Meet NYU Langone’s New High-Performance Computers, Big Purple and Skynet
Artificial intelligence is all well and good until it melts the computers. Just ask Daniel K. Sodickson, MD, PhD, vice chair for research in the Department of Radiology. He recalls the day one of his radiology projects churned through so many X-rays that it burned out multiple hard drives on NYU Langone Health’s old high-performance computer system. “We overworked it so much that the circuits actually started smoking,” Dr. Sodickson says.
That problem is long gone. Last year, NYU Langone invested in two new, more powerful high-performance computing systems: Big Purple, which fuels AI projects like the lung cancer diagnosis algorithm of Aristotelis Tsirigos, PhD; and Skynet for image-intensive radiology projects like Dr. Sodickson’s fastMRI collaboration with Facebook.
The two systems share physical space in a secure 5,500-square-foot data center with backup power and cooling systems in Piscataway, New Jersey. Both are configured to protect confidential patient data while crunching millions of data-hogging graphics. “A single MRI can have 65 million pixels of information, and our research involves tens of thousands of imaging studies, so you can see how the data add up,” says Yvonne Lui, MD, associate chair for artificial intelligence in the Department of Radiology.
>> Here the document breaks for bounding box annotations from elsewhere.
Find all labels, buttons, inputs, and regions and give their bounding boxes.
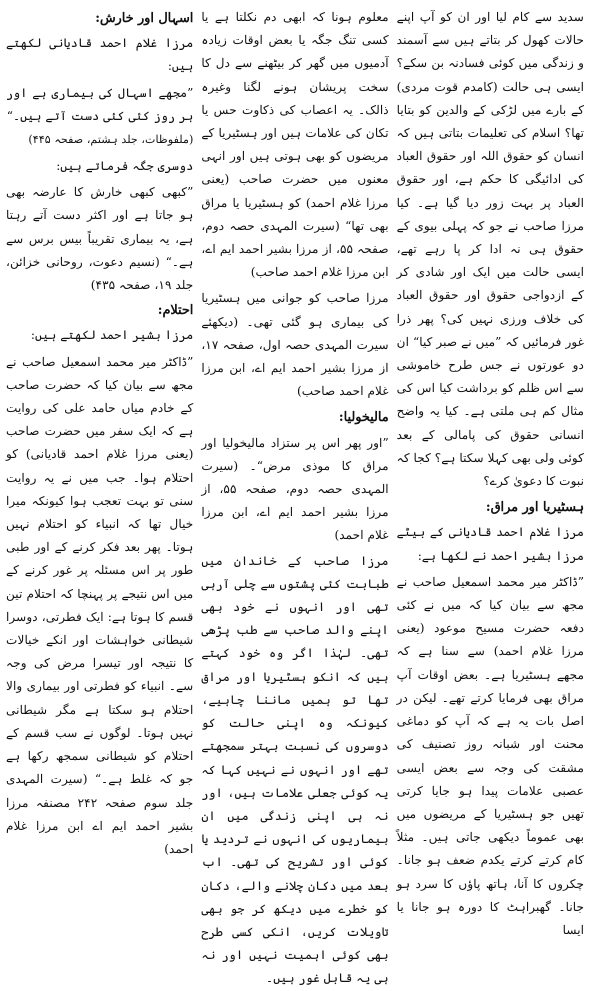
- paragraph-intro: سدید سے کام لیا اور ان کو آپ اپنے حالات کھول کر بتاتے ہیں سے آسمند و زندگی میں کوئی فسادنہ بن سکے؟ ایسی ہی حالت (کامدم قوت مردی) کے بارے میں لڑکی کے والدین کو بتایا تھا؟ اسلام کی تعلیمات بتاتی ہیں کہ انسان کو حقوق اللہ اور حقوق العباد کی ادائیگی کا حکم ہے، اور حقوق العباد پر بہت زور دیا گیا ہے۔ کیا مرزا صاحب نے جو کہ پہلی بیوی کے حقوق ہی نہ ادا کر پا رہے تھے، ایسی حالت میں ایک اور شادی کر کے ازدواجی حقوق اور حقوق العباد کی خلاف ورزی نہیں کی؟ پھر ذرا غور فرمائیں کہ ”میں نے صبر کیا“ ان دو عورتوں نے جس طرح خاموشی سے اس ظلم کو برداشت کیا اس کی مثال کم ہی ملتی ہے۔ کیا یہ واضح انسانی حقوق کی پامالی کے بعد کوئی ولی بھی کہلا سکتا ہے؟ کجا کہ نبوت کا دعویٰ کرے؟: [396, 10, 584, 489]
- column-left: [6, 6, 194, 856]
- paragraph-source: دوسری جگہ فرماتے ہیں:: [56, 159, 194, 174]
- paragraph-source: مرزا غلام احمد قادیانی لکھتے ہیں:: [6, 36, 194, 74]
- paragraph-source: مرزا بشیر احمد لکھتے ہیں:: [30, 328, 194, 343]
- quote-block: ”ڈاکٹر میر محمد اسمعیل صاحب نے مجھ سے بیان کیا کہ حضرت صاحب کے خادم میاں حامد علی کی روایت ہے کہ ایک سفر میں حضرت صاحب (یعنی مرزا غلام احمد قادیانی) کو احتلام ہوا۔ جب میں نے یہ روایت سنی تو بہت تعجب ہوا کیونکہ میرا خیال تھا کہ انبیاء کو احتلام نہیں ہوتا۔ پھر بعد فکر کرنے کے اور طبی طور پر اس مسئلہ پر غور کرنے کے میں اس نتیجے پر پہنچا کہ احتلام تین قسم کا ہوتا ہے: ایک فطرتی، دوسرا شیطانی خواہشات اور انکے خیالات کا نتیجہ اور تیسرا مرض کی وجہ سے۔ انبیاء کو فطرتی اور بیماری والا احتلام ہو سکتا ہے مگر شیطانی نہیں ہوتا۔ لوگوں نے سب قسم کے احتلام کو شیطانی سمجھ رکھا ہے جو کہ غلط ہے۔“ (سیرت المہدی جلد سوم صفحہ ۲۴۲ مصنفہ مرزا بشیر احمد ایم اے ابن مرزا غلام احمد): [6, 354, 194, 856]
- paragraph-commentary: مرزا صاحب کے خاندان میں طبابت کئی پشتوں سے چلی آرہی تھی اور انہوں نے خود بھی اپنے والد صاحب سے طب پڑھی تھی۔ لہٰذا اگر وہ خود کہتے ہیں کہ انکو ہسٹیریا اور مراق تھا تو ہمیں ماننا چاہیے، کیونکہ وہ اپنی حالت کو دوسروں کی نسبت بہتر سمجھتے تھے اور انہوں نے نہیں کہا کہ یہ کوئی جعلی علامات ہیں، اور نہ ہی اپنی زندگی میں ان بیماریوں کی انہوں نے تردید یا کوئی اور تشریح کی تھی۔ اب بعد میں دکان چلانے والے، دکان کو خطرے میں دیکھ کر جو بھی تاویلات کریں، انکی کسی طرح بھی کوئی اہمیت نہیں اور نہ ہی یہ قابل غور ہیں۔: [201, 553, 389, 986]
- paragraph-source: مرزا غلام احمد قادیانی کے بیٹے مرزا بشیر احمد نے لکھا ہے:: [396, 525, 584, 563]
- column-right: [396, 6, 584, 937]
- section-heading-nocturnal-emission: احتلام:: [157, 303, 194, 319]
- quote-block: ”مجھے اسہال کی بیماری ہے اور ہر روز کئی کئی دست آتے ہیں۔“: [6, 85, 194, 123]
- quote-block: ”اور پھر اس پر ستزاد مالیخولیا اور مراق کا موذی مرض“۔ (سیرت المہدی حصہ دوم، صفحہ ۵۵، از مرزا بشیر احمد ایم اے، ابن مرزا غلام احمد): [201, 435, 389, 543]
- quote-block: ”کبھی کبھی خارش کا عارضہ بھی ہو جاتا ہے اور اکثر دست آتے رہتا ہے، یہ بیماری تقریباً بیس برس سے ہے۔“ (نسیم دعوت، روحانی خزائن، جلد ۱۹، صفحہ ۴۳۵): [6, 185, 194, 293]
- document-page: [6, 6, 584, 986]
- paragraph-continued: معلوم ہونا کہ ابھی دم نکلتا ہے یا کسی تنگ جگہ یا بعض اوقات زیادہ آدمیوں میں گھر کر بیٹھنے سے دل کا سخت پریشان ہونے لگنا وغیرہ ذالک۔ یہ اعصاب کی ذکاوت حس یا تکان کی علامات ہیں اور ہسٹیریا کے مریضوں کو بھی ہوتی ہیں اور انہی معنوں میں حضرت صاحب (یعنی مرزا غلام احمد) کو ہسٹیریا یا مراق بھی تھا“ (سیرت المہدی حصہ دوم، صفحہ ۵۵، از مرزا بشیر احمد ایم اے، ابن مرزا غلام احمد صاحب): [201, 10, 389, 280]
- quote-block: ”ڈاکٹر میر محمد اسمعیل صاحب نے مجھ سے بیان کیا کہ میں نے کئی دفعہ حضرت مسیح موعود (یعنی مرزا غلام احمد) سے سنا ہے کہ مجھے ہسٹیریا ہے۔ بعض اوقات آپ مراق بھی فرمایا کرتے تھے۔ لیکن در اصل بات یہ ہے کہ آپ کو دماغی محنت اور شبانہ روز تصنیف کی مشقت کی وجہ سے بعض ایسی عصبی علامات پیدا ہو جایا کرتی تھیں جو ہسٹیریا کے مریضوں میں بھی عموماً دیکھی جاتی ہیں۔ مثلاً کام کرتے کرتے یکدم ضعف ہو جانا۔ چکروں کا آنا، ہاتھ پاؤں کا سرد ہو جانا۔ گھبراہٹ کا دورہ ہو جانا یا ایسا: [396, 574, 584, 937]
- section-heading-hysteria: ہسٹیریا اور مراق:: [485, 500, 584, 516]
- reference-citation: (ملفوظات، جلد ہشتم، صفحہ ۴۴۵): [28, 133, 194, 147]
- paragraph-youth-hysteria: مرزا صاحب کو جوانی میں ہسٹیریا کی بیماری ہو گئی تھی۔ (دیکھئے سیرت المہدی حصہ اول، صفحہ ۱۷، از مرزا بشیر احمد ایم اے، ابن مرزا غلام احمد صاحب): [201, 291, 389, 399]
- column-middle: [201, 6, 389, 986]
- section-heading-diarrhea: اسہال اور خارش:: [95, 11, 194, 26]
- section-heading-melancholia: مالیخولیا:: [338, 410, 389, 426]
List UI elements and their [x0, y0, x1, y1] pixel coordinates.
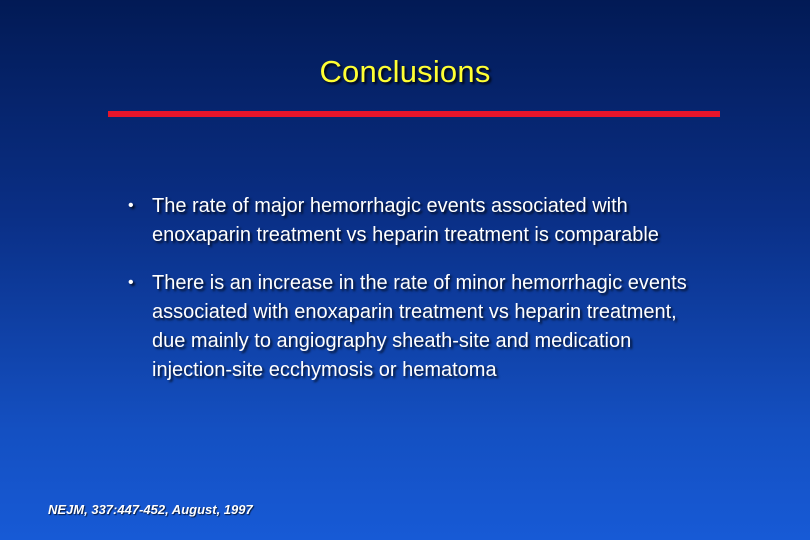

Big Purple is capable of 18 quadrillion floating point operations per second, or petaflops, and Skynet is close behind at 17 petaflops. While these numbers can’t compete with the 200-petaflop speed of Summit, the Department of Energy’s top-ranked supercomputer, both high-performance computers are among the fastest at any academic medical center, says Martin Ossowski, PhD, director of high-performance computing at NYU Langone.
Skynet (a tongue-in-cheek nod to the humanity-hating AI in The Terminator) has already reduced the time required to train a typical neural network to perform a complex task from days or weeks to hours.
Big Purple, meanwhile, runs AI algorithms at roughly twice the speed of its predecessor while also supporting the non-AI work of more than 700 researchers across the institution. “Big Purple and Skynet are a quantum leap forward for NYU Langone,” says Dr. Sodickson. “Many AI projects we are doing now simply wouldn’t be possible without them.”